A crítica de Jesus aos fariseus, sacerdotes e doutores da lei é paradigmática, e nos coloca de sobreaviso. Aqueles que se sentem orgulhosamente os primeiros ouvintes e exemplares praticantes da Palavra de Deus na verdade são como filhos que dizem sim à ordem do pai mas se recusam a fazer o que ele pede. Creio que nós não estamos livres dessa tentação. Corremos o risco de ficar na superfície, na aparência. Não faltam homens e mulheres de igreja que estudam cientificamente a Palavra de Deus, conhecem o contexto e o texto, mas não conseguem passar do cérebro ao coração e às mãos…

E há outros que dizem não à Palavra de Deus, mas só aparentemente: alguns não frequentam muito assiduamente as celebrações; outros se opõem abertamente à Igreja e às religiões; muitos amargam experiências de pobreza, marginalização e exclusão… Mas tantos deles se empenham de corpo e alma na tarefa de humanizar o que lhes sobra de vida e de evitar que o mundo se corrompa ainda mais. Começam pelo círculo de pessoas que se congregam na família e militam em associações, movimentos, sindicatos e organizações solidárias. O não inicial e público deles se revela um sim prático e anônimo.

Mas há outras tantas pessoas que sequer conseguem crer em si mesmas. Não se consideram merecedoras de nada e parecem ser uma negação absoluta de tudo o que possa ser bom e desejável. São como as prostitutas e os publicanos do tempo de Jesus. A elas é o próprio Deus que diz um sim claro e retumbante: sim à sua dignidade, sim à sua inclusão, sim ao seu desejo de uma vida mínima. Jesus Cristo é o sim de Deus às aspirações profundas da humanidade, especialmente das diversas categorias de oprimidos! Essas pessoas são acolhidas na primeira classe do Reino!

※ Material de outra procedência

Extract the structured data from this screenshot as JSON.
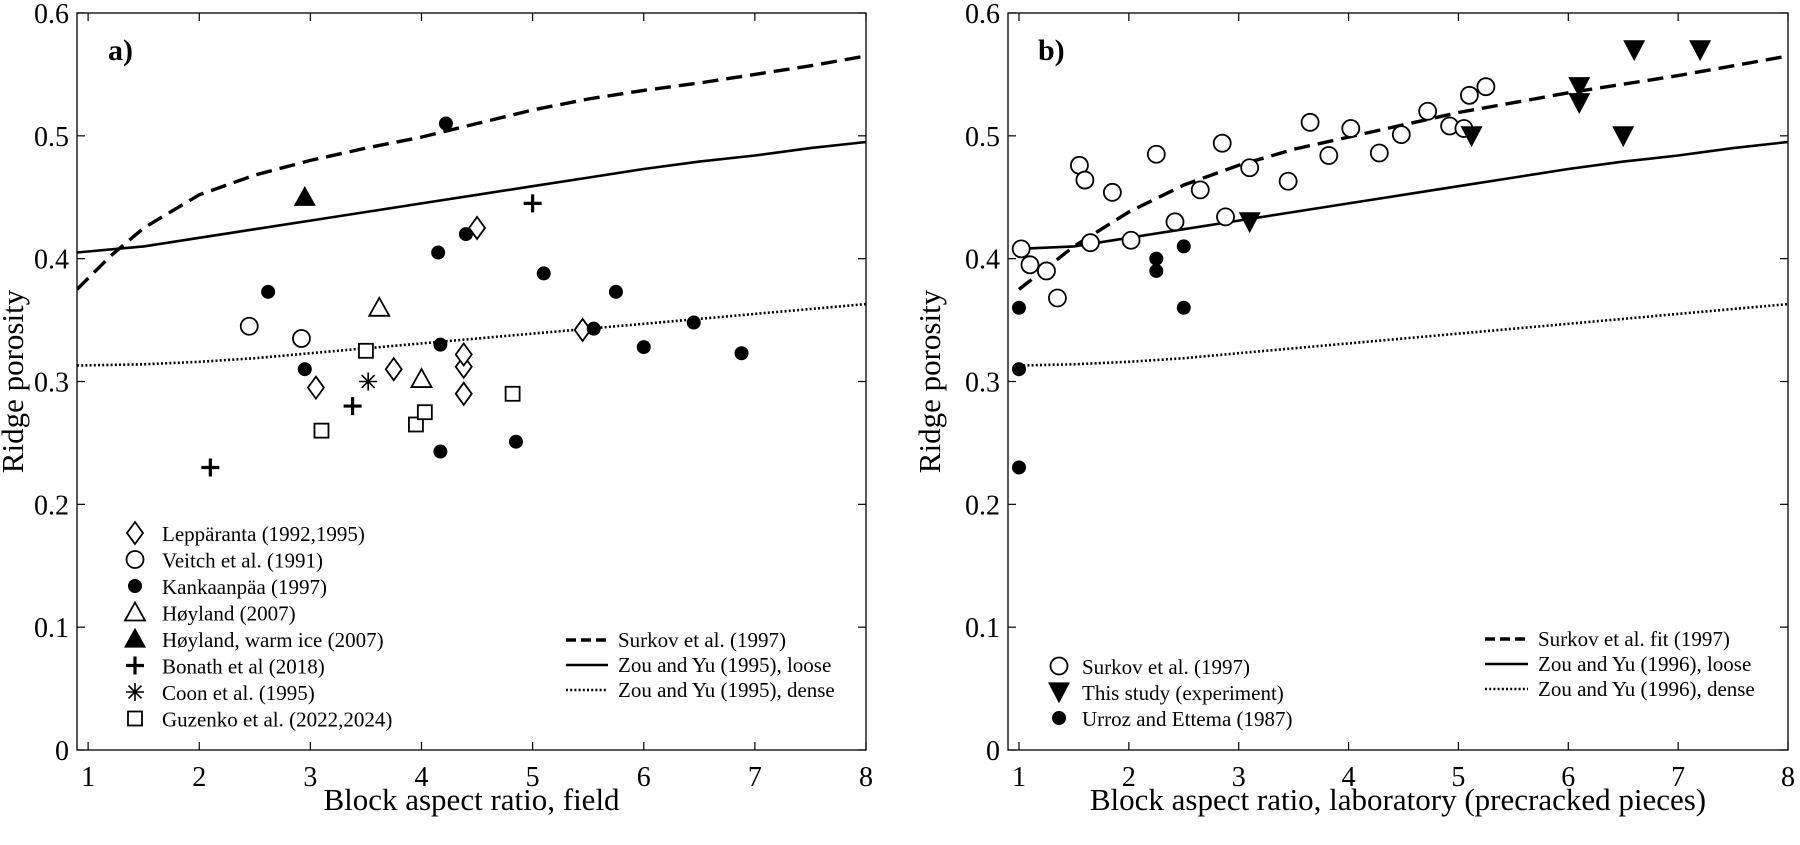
{
  "chart_data": [
    {
      "type": "scatter",
      "panel_label": "a)",
      "xlabel": "Block aspect ratio, field",
      "ylabel": "Ridge porosity",
      "xlim": [
        0.9,
        8
      ],
      "ylim": [
        0,
        0.6
      ],
      "xticks": [
        1,
        2,
        3,
        4,
        5,
        6,
        7,
        8
      ],
      "yticks": [
        0,
        0.1,
        0.2,
        0.3,
        0.4,
        0.5,
        0.6
      ],
      "ytick_labels": [
        "0",
        "0.1",
        "0.2",
        "0.3",
        "0.4",
        "0.5",
        "0.6"
      ],
      "grid": false,
      "series": [
        {
          "name": "Leppäranta (1992,1995)",
          "marker": "diamond-open",
          "points": [
            [
              3.05,
              0.295
            ],
            [
              3.75,
              0.31
            ],
            [
              4.38,
              0.29
            ],
            [
              4.38,
              0.312
            ],
            [
              4.38,
              0.322
            ],
            [
              4.5,
              0.425
            ],
            [
              5.45,
              0.342
            ]
          ]
        },
        {
          "name": "Veitch et al. (1991)",
          "marker": "circle-open",
          "points": [
            [
              2.45,
              0.345
            ],
            [
              2.92,
              0.335
            ]
          ]
        },
        {
          "name": "Kankaanpäa (1997)",
          "marker": "circle-filled",
          "points": [
            [
              2.62,
              0.373
            ],
            [
              2.95,
              0.31
            ],
            [
              4.15,
              0.405
            ],
            [
              4.17,
              0.33
            ],
            [
              4.17,
              0.243
            ],
            [
              4.22,
              0.51
            ],
            [
              4.4,
              0.42
            ],
            [
              4.85,
              0.251
            ],
            [
              5.1,
              0.388
            ],
            [
              5.55,
              0.343
            ],
            [
              5.75,
              0.373
            ],
            [
              6.0,
              0.328
            ],
            [
              6.45,
              0.348
            ],
            [
              6.88,
              0.323
            ]
          ]
        },
        {
          "name": "Høyland (2007)",
          "marker": "triangle-open",
          "points": [
            [
              3.62,
              0.36
            ],
            [
              4.0,
              0.302
            ]
          ]
        },
        {
          "name": "Høyland, warm ice (2007)",
          "marker": "triangle-filled",
          "points": [
            [
              2.95,
              0.45
            ]
          ]
        },
        {
          "name": "Bonath et al (2018)",
          "marker": "plus",
          "points": [
            [
              2.1,
              0.23
            ],
            [
              3.38,
              0.28
            ],
            [
              5.0,
              0.445
            ]
          ]
        },
        {
          "name": "Coon et al. (1995)",
          "marker": "asterisk",
          "points": [
            [
              3.52,
              0.3
            ]
          ]
        },
        {
          "name": "Guzenko et al. (2022,2024)",
          "marker": "square-open",
          "points": [
            [
              3.1,
              0.26
            ],
            [
              3.5,
              0.325
            ],
            [
              3.95,
              0.265
            ],
            [
              4.03,
              0.275
            ],
            [
              4.82,
              0.29
            ]
          ]
        }
      ],
      "curves": [
        {
          "name": "Surkov et al. (1997)",
          "style": "dashed",
          "x": [
            0.9,
            1.2,
            1.5,
            2,
            2.5,
            3,
            3.5,
            4,
            4.5,
            5,
            5.5,
            6,
            6.5,
            7,
            7.5,
            8
          ],
          "y": [
            0.375,
            0.402,
            0.425,
            0.452,
            0.468,
            0.48,
            0.49,
            0.499,
            0.51,
            0.521,
            0.53,
            0.537,
            0.543,
            0.55,
            0.557,
            0.565
          ]
        },
        {
          "name": "Zou and Yu (1995), loose",
          "style": "solid",
          "x": [
            0.9,
            1.5,
            2,
            2.5,
            3,
            3.5,
            4,
            4.5,
            5,
            5.5,
            6,
            6.5,
            7,
            7.5,
            8
          ],
          "y": [
            0.405,
            0.41,
            0.417,
            0.424,
            0.431,
            0.438,
            0.445,
            0.452,
            0.459,
            0.466,
            0.473,
            0.479,
            0.484,
            0.49,
            0.495
          ]
        },
        {
          "name": "Zou and Yu (1995), dense",
          "style": "dotted",
          "x": [
            0.9,
            1.5,
            2,
            2.5,
            3,
            3.5,
            4,
            4.5,
            5,
            5.5,
            6,
            6.5,
            7,
            7.5,
            8
          ],
          "y": [
            0.313,
            0.314,
            0.316,
            0.319,
            0.323,
            0.327,
            0.331,
            0.335,
            0.339,
            0.343,
            0.347,
            0.351,
            0.355,
            0.359,
            0.363
          ]
        }
      ]
    },
    {
      "type": "scatter",
      "panel_label": "b)",
      "xlabel": "Block aspect ratio, laboratory (precracked pieces)",
      "ylabel": "Ridge porosity",
      "xlim": [
        0.9,
        8
      ],
      "ylim": [
        0,
        0.6
      ],
      "xticks": [
        1,
        2,
        3,
        4,
        5,
        6,
        7,
        8
      ],
      "yticks": [
        0,
        0.1,
        0.2,
        0.3,
        0.4,
        0.5,
        0.6
      ],
      "ytick_labels": [
        "0",
        "0.1",
        "0.2",
        "0.3",
        "0.4",
        "0.5",
        "0.6"
      ],
      "grid": false,
      "series": [
        {
          "name": "Surkov et al. (1997)",
          "marker": "circle-open",
          "points": [
            [
              1.02,
              0.408
            ],
            [
              1.1,
              0.395
            ],
            [
              1.25,
              0.39
            ],
            [
              1.35,
              0.368
            ],
            [
              1.55,
              0.476
            ],
            [
              1.6,
              0.464
            ],
            [
              1.65,
              0.413
            ],
            [
              1.85,
              0.454
            ],
            [
              2.02,
              0.415
            ],
            [
              2.25,
              0.485
            ],
            [
              2.42,
              0.43
            ],
            [
              2.65,
              0.456
            ],
            [
              2.85,
              0.494
            ],
            [
              2.88,
              0.434
            ],
            [
              3.1,
              0.474
            ],
            [
              3.45,
              0.463
            ],
            [
              3.65,
              0.511
            ],
            [
              3.82,
              0.484
            ],
            [
              4.02,
              0.506
            ],
            [
              4.28,
              0.486
            ],
            [
              4.48,
              0.501
            ],
            [
              4.72,
              0.52
            ],
            [
              4.92,
              0.508
            ],
            [
              5.05,
              0.506
            ],
            [
              5.1,
              0.533
            ],
            [
              5.25,
              0.54
            ]
          ]
        },
        {
          "name": "This study (experiment)",
          "marker": "triangle-down-filled",
          "points": [
            [
              3.1,
              0.43
            ],
            [
              5.12,
              0.5
            ],
            [
              6.1,
              0.54
            ],
            [
              6.1,
              0.527
            ],
            [
              6.5,
              0.5
            ],
            [
              6.6,
              0.57
            ],
            [
              7.2,
              0.57
            ]
          ]
        },
        {
          "name": "Urroz and Ettema (1987)",
          "marker": "circle-filled",
          "points": [
            [
              1.0,
              0.36
            ],
            [
              1.0,
              0.31
            ],
            [
              1.0,
              0.23
            ],
            [
              2.25,
              0.4
            ],
            [
              2.25,
              0.39
            ],
            [
              2.5,
              0.41
            ],
            [
              2.5,
              0.36
            ]
          ]
        }
      ],
      "curves": [
        {
          "name": "Surkov et al. fit (1997)",
          "style": "dashed",
          "x": [
            1,
            1.5,
            2,
            2.5,
            3,
            3.5,
            4,
            4.5,
            5,
            5.5,
            6,
            6.5,
            7,
            7.5,
            8
          ],
          "y": [
            0.375,
            0.41,
            0.438,
            0.46,
            0.476,
            0.489,
            0.499,
            0.509,
            0.519,
            0.527,
            0.535,
            0.542,
            0.549,
            0.557,
            0.565
          ]
        },
        {
          "name": "Zou and Yu (1996), loose",
          "style": "solid",
          "x": [
            1,
            1.5,
            2,
            2.5,
            3,
            3.5,
            4,
            4.5,
            5,
            5.5,
            6,
            6.5,
            7,
            7.5,
            8
          ],
          "y": [
            0.408,
            0.41,
            0.417,
            0.424,
            0.431,
            0.438,
            0.445,
            0.452,
            0.459,
            0.466,
            0.473,
            0.479,
            0.484,
            0.49,
            0.495
          ]
        },
        {
          "name": "Zou and Yu (1996), dense",
          "style": "dotted",
          "x": [
            1,
            1.5,
            2,
            2.5,
            3,
            3.5,
            4,
            4.5,
            5,
            5.5,
            6,
            6.5,
            7,
            7.5,
            8
          ],
          "y": [
            0.313,
            0.314,
            0.316,
            0.319,
            0.323,
            0.327,
            0.331,
            0.335,
            0.339,
            0.343,
            0.347,
            0.351,
            0.355,
            0.359,
            0.363
          ]
        }
      ]
    }
  ]
}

Em Jesus de Nazaré, Deus se faz avalista dos sonhos de dignidade, igualdade e liberdade que nos habitam. Mas ele é também um sim ao Pai, e isso se expressa no esvaziamento de toda superioridade prepotente, na eliminação de todo distanciamente prudente, no movimento de fazer-se próximo e ocupar um lugar ao lado dos últimos.  Este esvaziamento não é uma ascese vazia que despreza a vida, mas um movimento de aproximação daquilo que é humano, de amor ativo e solidário, de verdadeira humanização. E Paulo hoje Paulo nos convida a assumir esta postura, este sentimento de Jesus…

Deus pai e mãe, através do teu filho e nosso irmão Jesus continuas dirigindo-nos tua palavra-convocação. Às vezes este palavra-convite nos desconcerta e inquieta. Teu filho parece exagerar quando afirma que as pessoas tratadas como pecadoras precedem as ‘pessoas de bem’ no teu Reino. Isso não nos parece justo. Que Ezequiel nos ensine que errados estamos nós, e não tu. Que os santos e santas, e a nuvem de testemunhas de ontem e de hoje, nos convençam de que a Justiça do Reino é um caminho possível, pois eles o percorreram. Que eles intercedam por nós e por toda a Igreja. Assim seja! Amém!